The combination of the existing mathematics, physical principles, and technology of experiments in physics resulted in the discovery, mapping, and understanding of the structure of a larger number of elementary particles and the interaction between them. In addition to the two forces already known, that is, gravity and electromagnetism, two new forces were discovered: a strong nuclear force and a weak nuclear force. Gell-Mann used mathematical principles and put forward the hypothesis that particles exist that are parts of protons and that have a fractional charge. These are the quarks, combinations of which make up the various protons. Although quarks cannot be isolated, their existence was proven beyond all doubt, and this earned Gell-Mann the Nobel Prize in Physics in 1969.

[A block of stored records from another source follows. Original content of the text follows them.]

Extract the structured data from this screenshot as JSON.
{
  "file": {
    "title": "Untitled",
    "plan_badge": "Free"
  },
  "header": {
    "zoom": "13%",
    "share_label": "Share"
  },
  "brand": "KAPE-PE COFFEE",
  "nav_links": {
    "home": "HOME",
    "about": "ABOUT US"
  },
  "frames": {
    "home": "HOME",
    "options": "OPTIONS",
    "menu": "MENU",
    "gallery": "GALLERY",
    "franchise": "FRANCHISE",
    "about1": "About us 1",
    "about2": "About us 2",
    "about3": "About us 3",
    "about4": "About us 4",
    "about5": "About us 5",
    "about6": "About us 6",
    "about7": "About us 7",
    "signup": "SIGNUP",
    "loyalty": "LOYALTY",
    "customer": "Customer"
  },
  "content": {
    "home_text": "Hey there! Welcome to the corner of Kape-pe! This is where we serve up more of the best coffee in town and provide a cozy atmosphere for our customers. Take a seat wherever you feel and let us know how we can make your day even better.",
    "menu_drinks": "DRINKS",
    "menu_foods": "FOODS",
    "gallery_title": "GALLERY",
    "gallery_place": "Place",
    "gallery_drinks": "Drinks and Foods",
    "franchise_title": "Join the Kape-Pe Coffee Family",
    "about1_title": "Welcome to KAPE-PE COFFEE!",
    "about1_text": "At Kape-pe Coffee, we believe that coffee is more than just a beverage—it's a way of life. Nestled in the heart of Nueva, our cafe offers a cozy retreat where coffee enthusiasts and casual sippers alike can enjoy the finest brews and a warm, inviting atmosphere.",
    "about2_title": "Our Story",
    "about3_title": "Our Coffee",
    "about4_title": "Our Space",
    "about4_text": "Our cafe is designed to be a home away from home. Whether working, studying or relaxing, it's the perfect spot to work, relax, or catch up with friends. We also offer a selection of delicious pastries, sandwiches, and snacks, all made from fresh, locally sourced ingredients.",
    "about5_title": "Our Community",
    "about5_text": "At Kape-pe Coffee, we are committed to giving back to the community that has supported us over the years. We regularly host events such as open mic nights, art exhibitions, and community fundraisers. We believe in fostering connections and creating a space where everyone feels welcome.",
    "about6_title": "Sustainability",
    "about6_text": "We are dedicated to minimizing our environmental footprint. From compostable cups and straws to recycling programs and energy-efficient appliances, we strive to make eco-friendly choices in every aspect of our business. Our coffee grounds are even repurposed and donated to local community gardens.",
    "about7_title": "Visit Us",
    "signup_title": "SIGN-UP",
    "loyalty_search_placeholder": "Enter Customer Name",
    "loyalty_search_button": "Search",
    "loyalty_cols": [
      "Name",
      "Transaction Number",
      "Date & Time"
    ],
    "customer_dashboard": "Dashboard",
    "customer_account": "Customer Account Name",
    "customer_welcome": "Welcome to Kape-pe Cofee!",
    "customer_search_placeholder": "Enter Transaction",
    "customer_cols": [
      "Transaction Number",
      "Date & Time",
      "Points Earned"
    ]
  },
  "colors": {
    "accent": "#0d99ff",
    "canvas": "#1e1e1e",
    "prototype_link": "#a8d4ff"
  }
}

Since then the picture has broadened, and other experimental findings have been added, as well as many mathematical items. Yet the picture is still not complete or final. Right now an experiment is underway, at enormous expense, at the Geneva particle accelerator, intended to reveal the particle known as the Higgs particle (or Higgs boson), named after the British physicist Peter Higgs, who predicted the existence of the particle already in 1964. Initial reports indicate that a new particle has been found in the range of mass and energy in which the Higgs particle is predicted to be. Higgs and his colleague François Englert, who independently made the same prediction, won the Nobel Prize in Physics for 2013. If the initial findings are confirmed, this will corroborate the model known as the standard model. If it transpires that the particle discovered is not the Higgs particle, the physicists will have to rethink the picture of the subatomic world and perhaps will have to adopt a new mathematics to do so.